ANALYSES

Boko Haram : comment lutter contre la déstabilisation du Nigeria et de sa région ?

Interview
15 janvier 2015
Le point de vue de Samuel Nguembock
Après l’attaque dans le Nord-Est du Nigeria qui a fait environ 2000 morts la semaine dernière et la recrudescence de l’activité de Boko Haram dans la région avec notamment l’attaque de la base militaire camerounaise de Kolofata, comment analyser le renforcement de la secte et sa propagation dans les pays voisins ?

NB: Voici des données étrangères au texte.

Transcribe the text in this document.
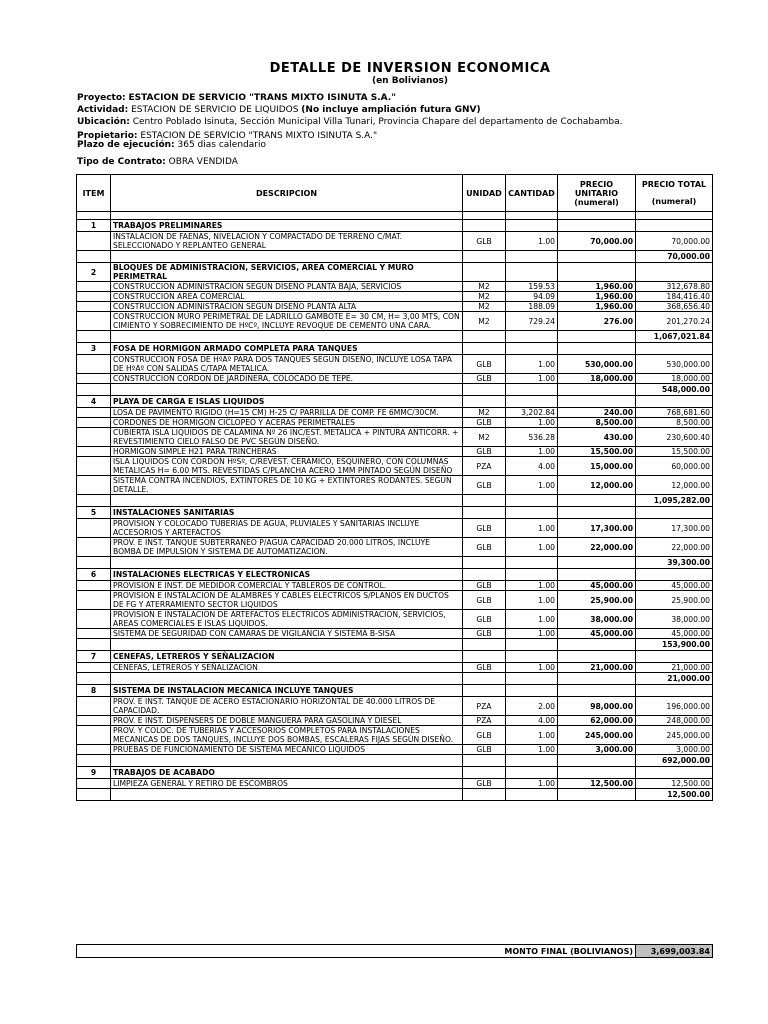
DETALLE DE INVERSION ECONOMICA
(en Bolivianos)
Proyecto: ESTACION DE SERVICIO "TRANS MIXTO ISINUTA S.A."
Actividad: ESTACION DE SERVICIO DE LIQUIDOS (No incluye ampliación futura GNV)
Ubicación: Centro Poblado Isinuta, Sección Municipal Villa Tunari, Provincia Chapare del departamento de Cochabamba.
Propietario: ESTACION DE SERVICIO "TRANS MIXTO ISINUTA S.A."
Plazo de ejecución: 365 dias calendario
Tipo de Contrato: OBRA VENDIDA
ITEM	DESCRIPCION	UNIDAD	CANTIDAD	PRECIO UNITARIO (numeral)	PRECIO TOTAL
(numeral)

1	TRABAJOS PRELIMINARES				
	INSTALACION DE FAENAS, NIVELACION Y COMPACTADO DE TERRENO C/MAT. SELECCIONADO Y REPLANTEO GENERAL	GLB	1.00	70,000.00	70,000.00
					70,000.00
2	BLOQUES DE ADMINISTRACION, SERVICIOS, AREA COMERCIAL Y MURO PERIMETRAL				
	CONSTRUCCION ADMINISTRACION SEGÚN DISEÑO PLANTA BAJA, SERVICIOS	M2	159.53	1,960.00	312,678.80
	CONSTRUCCION AREA COMERCIAL	M2	94.09	1,960.00	184,416.40
	CONSTRUCCION ADMINISTRACION SEGÚN DISEÑO PLANTA ALTA	M2	188.09	1,960.00	368,656.40
	CONSTRUCCION MURO PERIMETRAL DE LADRILLO GAMBOTE E= 30 CM, H= 3,00 MTS, CON CIMIENTO Y SOBRECIMIENTO DE HºCº, INCLUYE REVOQUE DE CEMENTO UNA CARA.	M2	729.24	276.00	201,270.24
					1,067,021.84
3	FOSA DE HORMIGON ARMADO COMPLETA PARA TANQUES				
	CONSTRUCCION FOSA DE HºAº PARA DOS TANQUES SEGÚN DISEÑO, INCLUYE LOSA TAPA DE HºAº CON SALIDAS C/TAPA METALICA.	GLB	1.00	530,000.00	530,000.00
	CONSTRUCCION CORDON DE JARDINERA, COLOCADO DE TEPE.	GLB	1.00	18,000.00	18,000.00
					548,000.00
4	PLAYA DE CARGA E ISLAS LIQUIDOS				
	LOSA DE PAVIMENTO RIGIDO (H=15 CM) H-25 C/ PARRILLA DE COMP. FE 6MMC/30CM.	M2	3,202.84	240.00	768,681.60
	CORDONES DE HORMIGON CICLOPEO Y ACERAS PERIMETRALES	GLB	1.00	8,500.00	8,500.00
	CUBIERTA ISLA LIQUIDOS DE CALAMINA Nº 26 INC/EST. METALICA + PINTURA ANTICORR. + REVESTIMIENTO CIELO FALSO DE PVC SEGÚN DISEÑO.	M2	536.28	430.00	230,600.40
	HORMIGON SIMPLE H21 PARA TRINCHERAS	GLB	1.00	15,500.00	15,500.00
	ISLA LIQUIDOS CON CORDON HºSº, C/REVEST. CERAMICO, ESQUINERO, CON COLUMNAS METALICAS H= 6.00 MTS. REVESTIDAS C/PLANCHA ACERO 1MM PINTADO SEGÚN DISEÑO	PZA	4.00	15,000.00	60,000.00
	SISTEMA CONTRA INCENDIOS, EXTINTORES DE 10 KG + EXTINTORES RODANTES. SEGÚN DETALLE.	GLB	1.00	12,000.00	12,000.00
					1,095,282.00
5	INSTALACIONES SANITARIAS				
	PROVISION Y COLOCADO TUBERIAS DE AGUA, PLUVIALES Y SANITARIAS INCLUYE ACCESORIOS Y ARTEFACTOS	GLB	1.00	17,300.00	17,300.00
	PROV. E INST. TANQUE SUBTERRANEO P/AGUA CAPACIDAD 20.000 LITROS, INCLUYE BOMBA DE IMPULSION Y SISTEMA DE AUTOMATIZACION.	GLB	1.00	22,000.00	22,000.00
					39,300.00
6	INSTALACIONES ELECTRICAS Y ELECTRONICAS				
	PROVISION E INST. DE MEDIDOR COMERCIAL Y TABLEROS DE CONTROL.	GLB	1.00	45,000.00	45,000.00
	PROVISION E INSTALACION DE ALAMBRES Y CABLES ELECTRICOS S/PLANOS EN DUCTOS DE FG Y ATERRAMIENTO SECTOR LIQUIDOS	GLB	1.00	25,900.00	25,900.00
	PROVISION E INSTALACION DE ARTEFACTOS ELECTRICOS ADMINISTRACION, SERVICIOS, AREAS COMERCIALES E ISLAS LIQUIDOS.	GLB	1.00	38,000.00	38,000.00
	SISTEMA DE SEGURIDAD CON CAMARAS DE VIGILANCIA Y SISTEMA B-SISA	GLB	1.00	45,000.00	45,000.00
					153,900.00
7	CENEFAS, LETREROS Y SEÑALIZACION				
	CENEFAS, LETREROS Y SEÑALIZACION	GLB	1.00	21,000.00	21,000.00
					21,000.00
8	SISTEMA DE INSTALACION MECANICA INCLUYE TANQUES				
	PROV. E INST. TANQUE DE ACERO ESTACIONARIO HORIZONTAL DE 40.000 LITROS DE CAPACIDAD.	PZA	2.00	98,000.00	196,000.00
	PROV. E INST. DISPENSERS DE DOBLE MANGUERA PARA GASOLINA Y DIESEL	PZA	4.00	62,000.00	248,000.00
	PROV. Y COLOC. DE TUBERIAS Y ACCESORIOS COMPLETOS PARA INSTALACIONES MECANICAS DE DOS TANQUES, INCLUYE DOS BOMBAS, ESCALERAS FIJAS SEGÚN DISEÑO.	GLB	1.00	245,000.00	245,000.00
	PRUEBAS DE FUNCIONAMIENTO DE SISTEMA MECANICO LIQUIDOS	GLB	1.00	3,000.00	3,000.00
					692,000.00
9	TRABAJOS DE ACABADO				
	LIMPIEZA GENERAL Y RETIRO DE ESCOMBROS	GLB	1.00	12,500.00	12,500.00
					12,500.00
MONTO FINAL (BOLIVIANOS)	3,699,003.84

Ce qu’il faut retenir d’abord sur la montée en puissance de Boko Haram dans la région, c’est que la nébuleuse est au cœur de toutes les négociations en cours, même si elles connaissent encore des pesanteurs géopolitiques et politiques. Les pays de la Commission du bassin du lac Tchad – le Cameroun, le Tchad, le Niger, le Nigeria et la République centrafricaine -, veulent conjuguer leurs efforts, mettre en mouvement leurs dispositifs pour mettre fin à la puissance de la secte. C’est pour cela que l’attaque de la base militaire de la force multinationale des pays de la région à Baga a été pour Boko Haram une victoire militaire importante.
La région constitue un enjeu stratégique de premier plan, car si la secte prend le contrôle territorial de cette zone transfrontalière, cela va lui permettre de repousser les forces nationales le plus loin possible, pour accroitre ensuite sa mobilité dans la région. A partir du moment où ils contrôlent les villes, les villages et les territoires frontaliers de ces pays, ils peuvent alors facilement se mobiliser et perpétrer des attaques quand ils le souhaitent, en fonction des positions de fragilité des dispositifs de sécurité des Etats. Pour illustrer cela, il faut rappeler les échecs successifs que Boko Haram a essuyés au Cameroun. Ces derniers temps, bien que Boko Haram ait réussi à perpétrer des attaques importantes sur le territoire camerounais, les forces militaires du pays ont pu à chaque fois repousser la nébuleuse en dehors de ses frontières. Boko Haram a pu prendre possession temporairement de la base militaire d’Achigachia à l’extrême Nord du Cameroun, mais cette attaque a été repoussée grâce à l’aviation militaire camerounaise. Cet exemple montre tout de même que la puissance militaire au sol de Boko Haram est de plus en plus importante et même supérieure aux dispositifs au sol des pays de la région, principalement le Cameroun et le Nigeria. Cette situation a obligé l’aviation militaire camerounaise à intervenir, ce qui est tout de même symbolique et sur le plan militaire, très significatif. A chaque attaque, Boko Haram mesure sa capacité de nuisance au contact des forces armées, pour ajuster son dispositif mais aussi continuer à faire parler d’eux.
Sur le plan strictement nigérian, cette montée en puissance participe dans une certaine mesure au jeu politique national. Nous sommes à la veille des élections présidentielles et Boko Haram voudrait continuer à décrédibiliser la puissance de l’autorité centrale, notamment le président actuel Goodluck Jonathan qui se présente à sa propre succession le 14 février prochain. Le groupe armé ne voudrait surtout pas que le président puisse bénéficier d’une quelconque popularité à la veille de ces élections, en faisant en sorte qu’il n’ait pas une grande crédibilité sur la question sécuritaire.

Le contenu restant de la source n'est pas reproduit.